Personal information
- Full name: Ernest Harry Gill
- Date of birth: 24 August 1877
- Place of birth: Mountsorrel, England
- Date of death: 1 June 1950 (aged 72)
- Place of death: Drypool, England
- Height: 5 ft 9 in (1.75 m)
- Position: Full-back

Youth career
- Poole White Star
- Bridgwater Town

Senior career*
- Years: Team / Apps / (Gls)
- Bristol City
- Grimsby Town
- 1899–1900: Southampton / 1 / (0)
- 1900–1901: Freemantle
- 1901–1902: Leicester Fosse / 1 / (0)
- Melton Amateurs
- Excelsior Thursday

Cricket information
- Batting: Right-handed
- Bowling: Right-arm fast-medium

Domestic team information
- 1901: Leicestershire

Career statistics
| Competition | First-class |
| Matches | 5 |
| Runs scored | 23 |
| Batting average | 11.50 |
| 100s/50s | 0/0 |
| Top score | 11* |
| Balls bowled | 831 |
| Wickets | 12 |
| Bowling average | 34.41 |
| 5 wickets in innings | 0 |
| 10 wickets in match | 0 |
| Best bowling | 3/61 |
| Catches/stumpings | 3/– |
- Source: CricInfo, 16 August 2009

= Ernest Gill =

English footballer and cricketer

Ernest Harry Gill (24 August 1877 – 1 June 1950) was an English amateur footballer who made single appearances at right-back for Southampton in 1900 and for Leicester Fosse in 1901. He also made five appearances for Leicestershire County Cricket Club in 1901.

==Football career==
Gill was born in Mountsorrel, Leicestershire before moving to South West England where he played as an amateur for White Star (Poole), Bridgwater Town and Bristol City (without making any first-team appearances). His performances earned him a call-up to represent the Somerset County Football Association.
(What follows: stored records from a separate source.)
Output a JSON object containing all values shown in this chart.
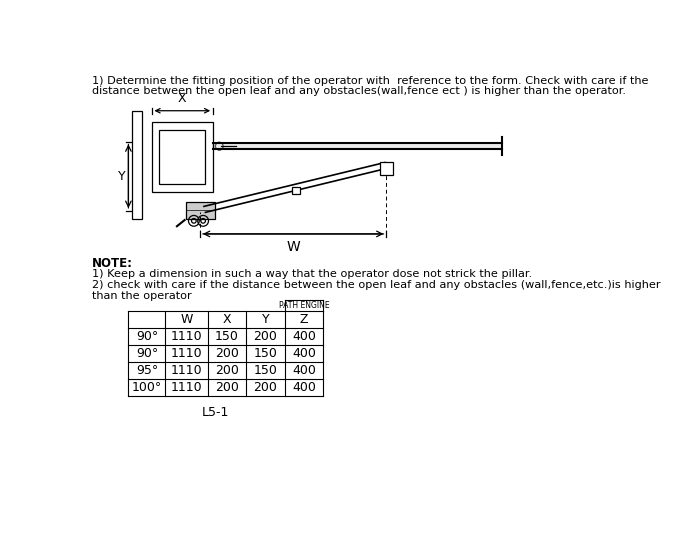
{
  "title_text1": "1) Determine the fitting position of the operator with  reference to the form. Check with care if the",
  "title_text2": "distance between the open leaf and any obstacles(wall,fence ect ) is higher than the operator.",
  "note_line1": "NOTE:",
  "note_line2": "1) Keep a dimension in such a way that the operator dose not strick the pillar.",
  "note_line3": "2) check with care if the distance between the open leaf and any obstacles (wall,fence,etc.)is higher",
  "note_line4": "than the operator",
  "table_header_label": "PATH ENGINE",
  "table_col_headers": [
    "",
    "W",
    "X",
    "Y",
    "Z"
  ],
  "table_rows": [
    [
      "90°",
      "1110",
      "150",
      "200",
      "400"
    ],
    [
      "90°",
      "1110",
      "200",
      "150",
      "400"
    ],
    [
      "95°",
      "1110",
      "200",
      "150",
      "400"
    ],
    [
      "100°",
      "1110",
      "200",
      "200",
      "400"
    ]
  ],
  "caption": "L5-1",
  "bg_color": "#ffffff",
  "text_color": "#000000",
  "line_color": "#000000",
  "gray_color": "#aaaaaa"
}
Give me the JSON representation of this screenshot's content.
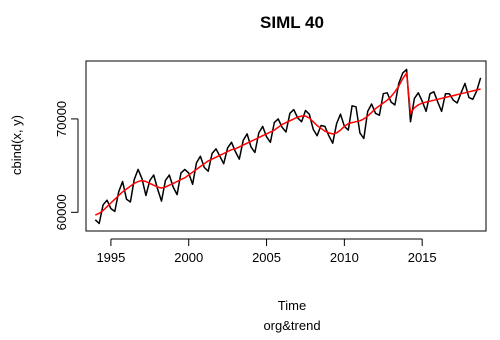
{
  "chart_data": {
    "type": "line",
    "title": "SIML 40",
    "xlabel": "Time",
    "sub": "org&trend",
    "ylabel": "cbind(x, y)",
    "xlim": [
      1993.4,
      2019.1
    ],
    "ylim": [
      58000,
      76200
    ],
    "x_ticks": [
      1995,
      2000,
      2005,
      2010,
      2015
    ],
    "y_ticks": [
      60000,
      70000
    ],
    "grid": false,
    "legend": "none",
    "colors": {
      "original": "#000000",
      "trend": "#ff0000"
    },
    "series": [
      {
        "x": [
          1994.0,
          1994.25,
          1994.5,
          1994.75,
          1995.0,
          1995.25,
          1995.5,
          1995.75,
          1996.0,
          1996.25,
          1996.5,
          1996.75,
          1997.0,
          1997.25,
          1997.5,
          1997.75,
          1998.0,
          1998.25,
          1998.5,
          1998.75,
          1999.0,
          1999.25,
          1999.5,
          1999.75,
          2000.0,
          2000.25,
          2000.5,
          2000.75,
          2001.0,
          2001.25,
          2001.5,
          2001.75,
          2002.0,
          2002.25,
          2002.5,
          2002.75,
          2003.0,
          2003.25,
          2003.5,
          2003.75,
          2004.0,
          2004.25,
          2004.5,
          2004.75,
          2005.0,
          2005.25,
          2005.5,
          2005.75,
          2006.0,
          2006.25,
          2006.5,
          2006.75,
          2007.0,
          2007.25,
          2007.5,
          2007.75,
          2008.0,
          2008.25,
          2008.5,
          2008.75,
          2009.0,
          2009.25,
          2009.5,
          2009.75,
          2010.0,
          2010.25,
          2010.5,
          2010.75,
          2011.0,
          2011.25,
          2011.5,
          2011.75,
          2012.0,
          2012.25,
          2012.5,
          2012.75,
          2013.0,
          2013.25,
          2013.5,
          2013.75,
          2014.0,
          2014.25,
          2014.5,
          2014.75,
          2015.0,
          2015.25,
          2015.5,
          2015.75,
          2016.0,
          2016.25,
          2016.5,
          2016.75,
          2017.0,
          2017.25,
          2017.5,
          2017.75,
          2018.0,
          2018.25,
          2018.5,
          2018.75
        ],
        "values": [
          59200,
          58800,
          60800,
          61300,
          60400,
          60100,
          62200,
          63300,
          61400,
          61100,
          63500,
          64600,
          63600,
          61800,
          63400,
          64000,
          62500,
          61200,
          63400,
          64000,
          62700,
          61900,
          64200,
          64600,
          64200,
          63000,
          65300,
          66000,
          64800,
          64400,
          66300,
          66800,
          66000,
          65200,
          66900,
          67500,
          66500,
          65700,
          67700,
          68400,
          67000,
          66400,
          68500,
          69200,
          68100,
          67500,
          69600,
          70000,
          69100,
          68600,
          70600,
          71000,
          70100,
          69700,
          70900,
          70500,
          68900,
          68200,
          69300,
          69200,
          68200,
          67400,
          69500,
          70500,
          69200,
          68800,
          71400,
          71300,
          68500,
          67900,
          70800,
          71600,
          70600,
          70400,
          72700,
          72800,
          71800,
          71500,
          73800,
          74900,
          75300,
          69700,
          72200,
          72800,
          71900,
          70800,
          72700,
          72900,
          71800,
          70800,
          72700,
          72700,
          72000,
          71700,
          72800,
          73800,
          72300,
          72100,
          73000,
          74400
        ]
      },
      {
        "x": [
          1994.0,
          1994.25,
          1994.5,
          1994.75,
          1995.0,
          1995.25,
          1995.5,
          1995.75,
          1996.0,
          1996.25,
          1996.5,
          1996.75,
          1997.0,
          1997.25,
          1997.5,
          1997.75,
          1998.0,
          1998.25,
          1998.5,
          1998.75,
          1999.0,
          1999.25,
          1999.5,
          1999.75,
          2000.0,
          2000.25,
          2000.5,
          2000.75,
          2001.0,
          2001.25,
          2001.5,
          2001.75,
          2002.0,
          2002.25,
          2002.5,
          2002.75,
          2003.0,
          2003.25,
          2003.5,
          2003.75,
          2004.0,
          2004.25,
          2004.5,
          2004.75,
          2005.0,
          2005.25,
          2005.5,
          2005.75,
          2006.0,
          2006.25,
          2006.5,
          2006.75,
          2007.0,
          2007.25,
          2007.5,
          2007.75,
          2008.0,
          2008.25,
          2008.5,
          2008.75,
          2009.0,
          2009.25,
          2009.5,
          2009.75,
          2010.0,
          2010.25,
          2010.5,
          2010.75,
          2011.0,
          2011.25,
          2011.5,
          2011.75,
          2012.0,
          2012.25,
          2012.5,
          2012.75,
          2013.0,
          2013.25,
          2013.5,
          2013.75,
          2014.0,
          2014.25,
          2014.5,
          2014.75,
          2015.0,
          2015.25,
          2015.5,
          2015.75,
          2016.0,
          2016.25,
          2016.5,
          2016.75,
          2017.0,
          2017.25,
          2017.5,
          2017.75,
          2018.0,
          2018.25,
          2018.5,
          2018.75
        ],
        "values": [
          59700,
          59900,
          60200,
          60600,
          61000,
          61400,
          61800,
          62200,
          62500,
          62800,
          63100,
          63300,
          63400,
          63300,
          63100,
          62900,
          62700,
          62600,
          62700,
          62900,
          63100,
          63300,
          63500,
          63700,
          64000,
          64300,
          64600,
          64900,
          65200,
          65500,
          65700,
          65900,
          66100,
          66300,
          66500,
          66700,
          66800,
          67000,
          67200,
          67400,
          67600,
          67800,
          68000,
          68200,
          68400,
          68600,
          68800,
          69100,
          69400,
          69600,
          69800,
          70000,
          70200,
          70300,
          70300,
          70100,
          69700,
          69300,
          69000,
          68700,
          68500,
          68400,
          68500,
          68800,
          69200,
          69500,
          69600,
          69700,
          69800,
          70000,
          70300,
          70700,
          71100,
          71400,
          71700,
          72000,
          72400,
          72900,
          73500,
          74300,
          74900,
          70600,
          71200,
          71500,
          71700,
          71800,
          71900,
          72000,
          72100,
          72200,
          72300,
          72400,
          72500,
          72600,
          72700,
          72800,
          72900,
          73000,
          73100,
          73200
        ]
      }
    ]
  }
}
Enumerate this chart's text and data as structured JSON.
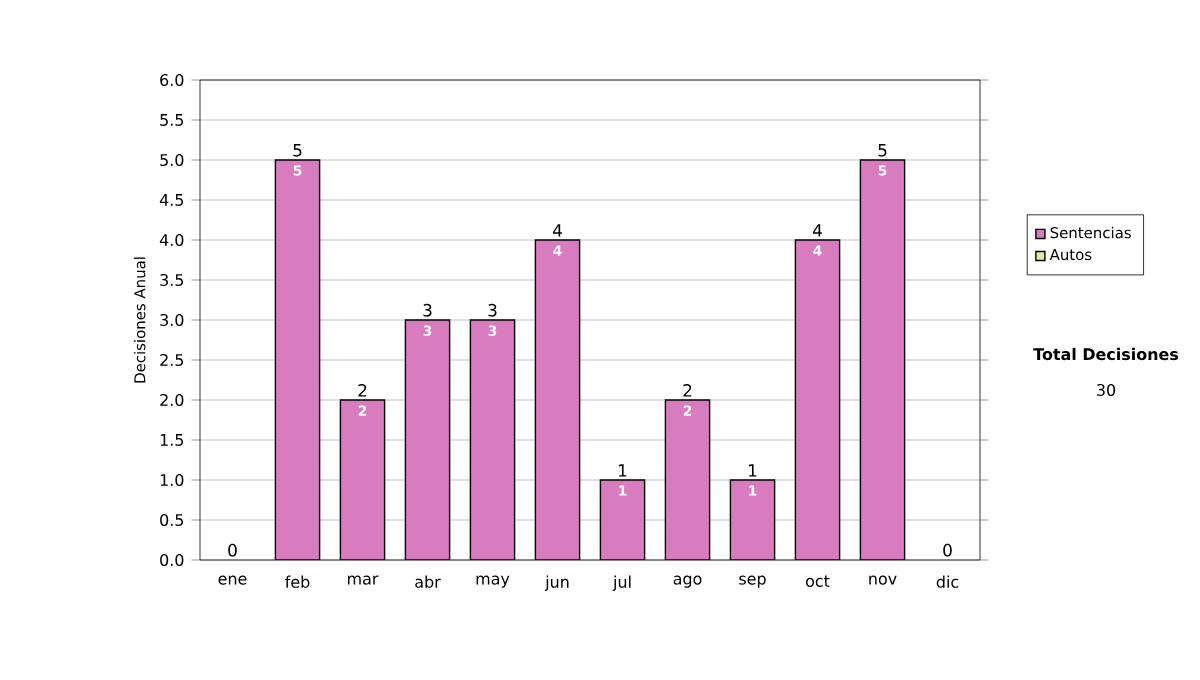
{
  "chart_data": {
    "type": "bar",
    "stacked": true,
    "ylabel": "Decisiones Anual",
    "categories": [
      "ene",
      "feb",
      "mar",
      "abr",
      "may",
      "jun",
      "jul",
      "ago",
      "sep",
      "oct",
      "nov",
      "dic"
    ],
    "series": [
      {
        "name": "Sentencias",
        "color": "#d97cbf",
        "values": [
          0,
          5,
          2,
          3,
          3,
          4,
          1,
          2,
          1,
          4,
          5,
          0
        ],
        "value_labels": [
          null,
          "5",
          "2",
          "3",
          "3",
          "4",
          "1",
          "2",
          "1",
          "4",
          "5",
          null
        ]
      },
      {
        "name": "Autos",
        "color": "#d6efa0",
        "values": [
          0,
          0,
          0,
          0,
          0,
          0,
          0,
          0,
          0,
          0,
          0,
          0
        ]
      }
    ],
    "totals": [
      "0",
      "5",
      "2",
      "3",
      "3",
      "4",
      "1",
      "2",
      "1",
      "4",
      "5",
      "0"
    ],
    "ylim": [
      0,
      6
    ],
    "yticks": [
      {
        "value": 0,
        "label": "0.0"
      },
      {
        "value": 0.5,
        "label": "0.5"
      },
      {
        "value": 1,
        "label": "1.0"
      },
      {
        "value": 1.5,
        "label": "1.5"
      },
      {
        "value": 2,
        "label": "2.0"
      },
      {
        "value": 2.5,
        "label": "2.5"
      },
      {
        "value": 3,
        "label": "3.0"
      },
      {
        "value": 3.5,
        "label": "3.5"
      },
      {
        "value": 4,
        "label": "4.0"
      },
      {
        "value": 4.5,
        "label": "4.5"
      },
      {
        "value": 5,
        "label": "5.0"
      },
      {
        "value": 5.5,
        "label": "5.5"
      },
      {
        "value": 6,
        "label": "6.0"
      }
    ],
    "grid": "y",
    "legend": "right",
    "annotations": [
      "Total Decisiones",
      "30"
    ]
  }
}
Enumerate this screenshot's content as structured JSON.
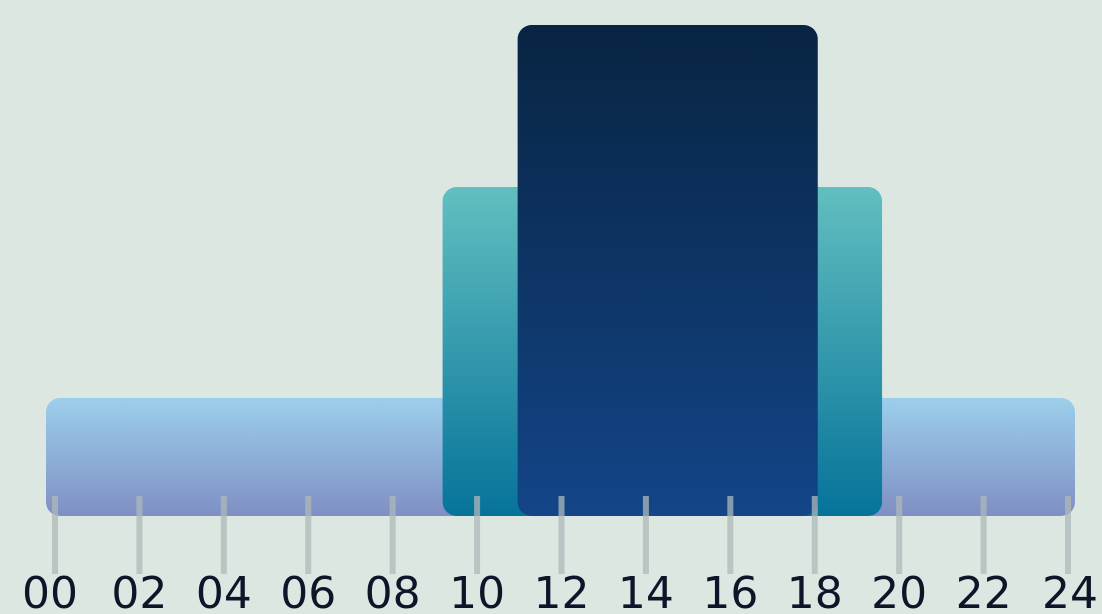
{
  "chart_data": {
    "type": "area",
    "title": "",
    "xlabel": "",
    "ylabel": "",
    "x_ticks": [
      "00",
      "02",
      "04",
      "06",
      "08",
      "10",
      "12",
      "14",
      "16",
      "18",
      "20",
      "22",
      "24"
    ],
    "xlim": [
      0,
      24
    ],
    "ylim": [
      0,
      3
    ],
    "grid": false,
    "legend": "none",
    "bands": [
      {
        "start": 0,
        "end": 24,
        "level": 1,
        "color_top": "#9ccfeb",
        "color_bottom": "#7f8fc4"
      },
      {
        "start": 9.25,
        "end": 19.5,
        "level": 2,
        "color_top": "#62bfc0",
        "color_bottom": "#06739a"
      },
      {
        "start": 11,
        "end": 18,
        "level": 3,
        "color_top": "#082442",
        "color_bottom": "#134588"
      }
    ],
    "colors": {
      "background": "#dce7e2",
      "tick_line": "#aeb8b8",
      "tick_text": "#0d1528"
    }
  }
}
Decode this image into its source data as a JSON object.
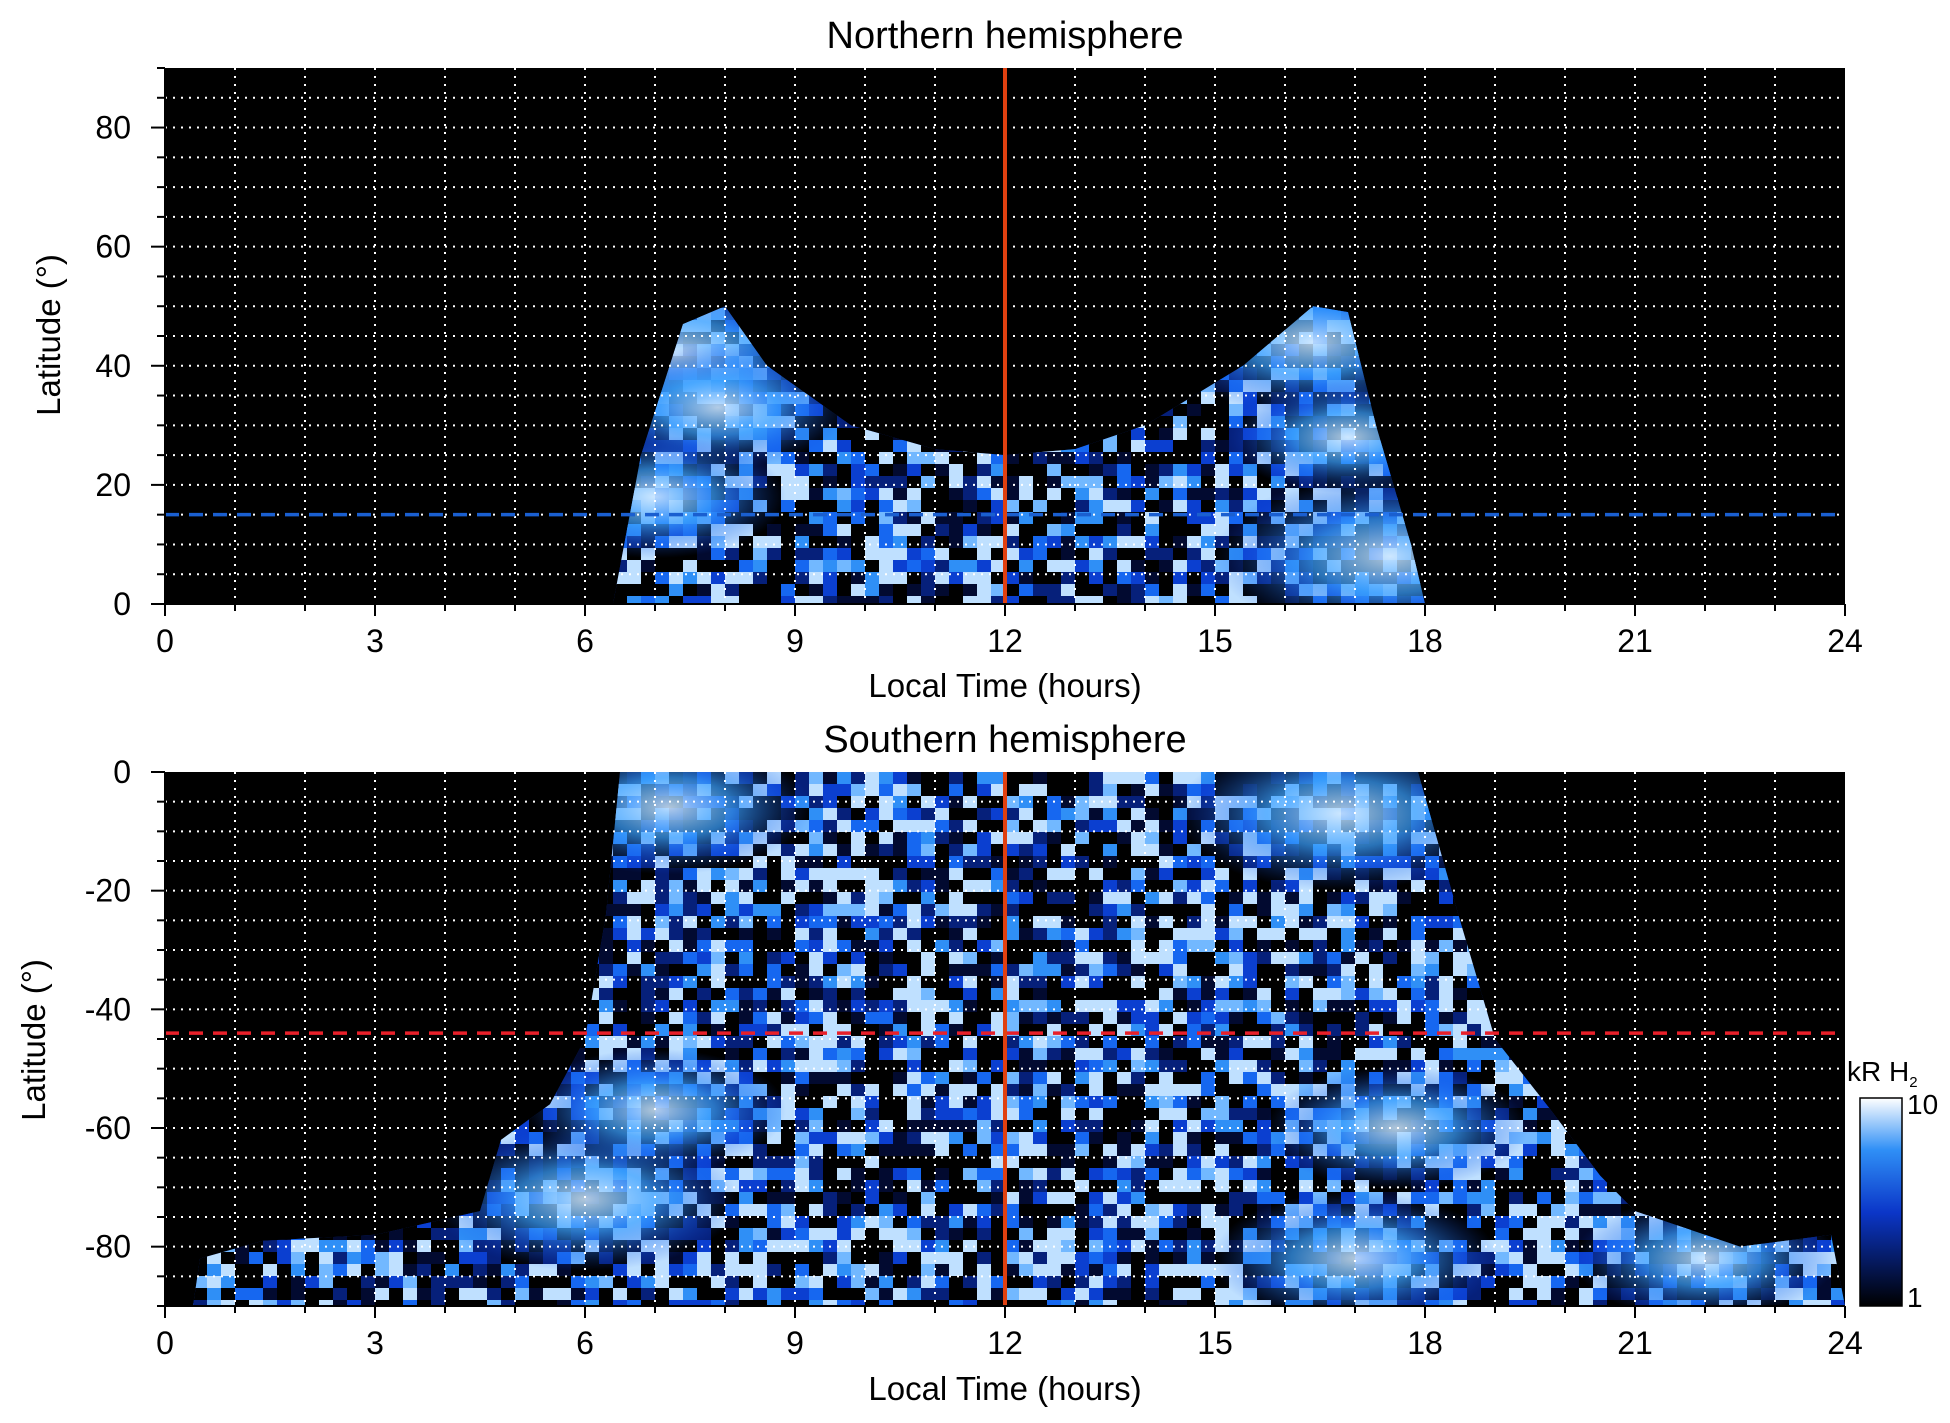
{
  "colors": {
    "background": "#000000",
    "grid": "#ffffff",
    "noon_line": "#e04010",
    "north_dashed": "#1a5fd0",
    "south_dashed": "#e8202a",
    "cmap_low": "#000000",
    "cmap_mid": "#0b44e0",
    "cmap_high": "#ffffff"
  },
  "chart_data": [
    {
      "type": "heatmap",
      "title": "Northern hemisphere",
      "xlabel": "Local Time (hours)",
      "ylabel": "Latitude (°)",
      "xlim": [
        0,
        24
      ],
      "ylim": [
        0,
        90
      ],
      "xticks": [
        0,
        3,
        6,
        9,
        12,
        15,
        18,
        21,
        24
      ],
      "xtick_labels": [
        "0",
        "3",
        "6",
        "9",
        "12",
        "15",
        "18",
        "21",
        "24"
      ],
      "yticks": [
        0,
        20,
        40,
        60,
        80
      ],
      "ytick_labels": [
        "0",
        "20",
        "40",
        "60",
        "80"
      ],
      "grid": true,
      "grid_x_step": 1,
      "grid_y_step": 5,
      "noon_line_x": 12,
      "dashed_line_y": 15,
      "emission_extent": [
        [
          6.4,
          0
        ],
        [
          6.8,
          25
        ],
        [
          7.4,
          47
        ],
        [
          8.0,
          50
        ],
        [
          8.6,
          40
        ],
        [
          9.8,
          30
        ],
        [
          11.0,
          26
        ],
        [
          12.0,
          25
        ],
        [
          13.0,
          26
        ],
        [
          14.0,
          30
        ],
        [
          15.4,
          40
        ],
        [
          16.4,
          50
        ],
        [
          16.9,
          49
        ],
        [
          17.3,
          30
        ],
        [
          17.8,
          10
        ],
        [
          18.0,
          0
        ]
      ],
      "bright_regions": [
        {
          "x": 7.3,
          "y": 42,
          "value": 9
        },
        {
          "x": 7.9,
          "y": 33,
          "value": 6
        },
        {
          "x": 7.0,
          "y": 18,
          "value": 6
        },
        {
          "x": 16.4,
          "y": 44,
          "value": 8
        },
        {
          "x": 16.9,
          "y": 28,
          "value": 5
        },
        {
          "x": 17.5,
          "y": 8,
          "value": 10
        }
      ]
    },
    {
      "type": "heatmap",
      "title": "Southern hemisphere",
      "xlabel": "Local Time (hours)",
      "ylabel": "Latitude (°)",
      "xlim": [
        0,
        24
      ],
      "ylim": [
        -90,
        0
      ],
      "xticks": [
        0,
        3,
        6,
        9,
        12,
        15,
        18,
        21,
        24
      ],
      "xtick_labels": [
        "0",
        "3",
        "6",
        "9",
        "12",
        "15",
        "18",
        "21",
        "24"
      ],
      "yticks": [
        -80,
        -60,
        -40,
        -20,
        0
      ],
      "ytick_labels": [
        "-80",
        "-60",
        "-40",
        "-20",
        "0"
      ],
      "grid": true,
      "grid_x_step": 1,
      "grid_y_step": 5,
      "noon_line_x": 12,
      "dashed_line_y": -44,
      "emission_extent": [
        [
          0.4,
          -90
        ],
        [
          0.5,
          -82
        ],
        [
          1.4,
          -79
        ],
        [
          3.0,
          -78
        ],
        [
          4.5,
          -74
        ],
        [
          4.8,
          -62
        ],
        [
          5.5,
          -56
        ],
        [
          6.0,
          -45
        ],
        [
          6.3,
          -24
        ],
        [
          6.5,
          0
        ],
        [
          17.9,
          0
        ],
        [
          18.5,
          -25
        ],
        [
          19.0,
          -45
        ],
        [
          19.8,
          -57
        ],
        [
          20.5,
          -68
        ],
        [
          21.0,
          -74
        ],
        [
          22.5,
          -80
        ],
        [
          23.8,
          -78
        ],
        [
          24.0,
          -90
        ]
      ],
      "bright_regions": [
        {
          "x": 6.0,
          "y": -72,
          "value": 8
        },
        {
          "x": 7.0,
          "y": -57,
          "value": 6
        },
        {
          "x": 7.2,
          "y": -6,
          "value": 7
        },
        {
          "x": 16.8,
          "y": -7,
          "value": 9
        },
        {
          "x": 17.6,
          "y": -60,
          "value": 6
        },
        {
          "x": 17.0,
          "y": -82,
          "value": 7
        },
        {
          "x": 22.0,
          "y": -82,
          "value": 6
        }
      ]
    }
  ],
  "colorbar": {
    "label": "kR H",
    "subscript": "2",
    "max_label": "10",
    "min_label": "1",
    "range": [
      1,
      10
    ],
    "scale": "log"
  }
}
After playing for Grimsby Town reserves, he was offered a trial by Southern League champions, Southampton. He made his solitary appearance for the "Saints" on 17 March 1900, when he took the place of Peter Meechan at right-back against Sheppey United. Although the match was won 5–0 (with two goals each from former England internationals Alf Milward and Harry Wood), Gill had a poor game. Nonetheless, the Southampton board offered him a position with the club, which Gill decided to decline.

He subsequently turned out for local rivals, Freemantle, before moving back to his home county in 1901. He then signed for Leicester Fosse of the Football League Second Division, making one appearance at left-back, replacing George Swift.

==Cricket career==
During the summer of 1901, Gill made five appearances for Leicestershire, in which he scored a total of 23 runs and took 12 wickets, at averages of 11.50 and 34.41 respectively.

==Family==
His brother, George Gill also played cricket for Leicestershire, as well as for London County and Somerset.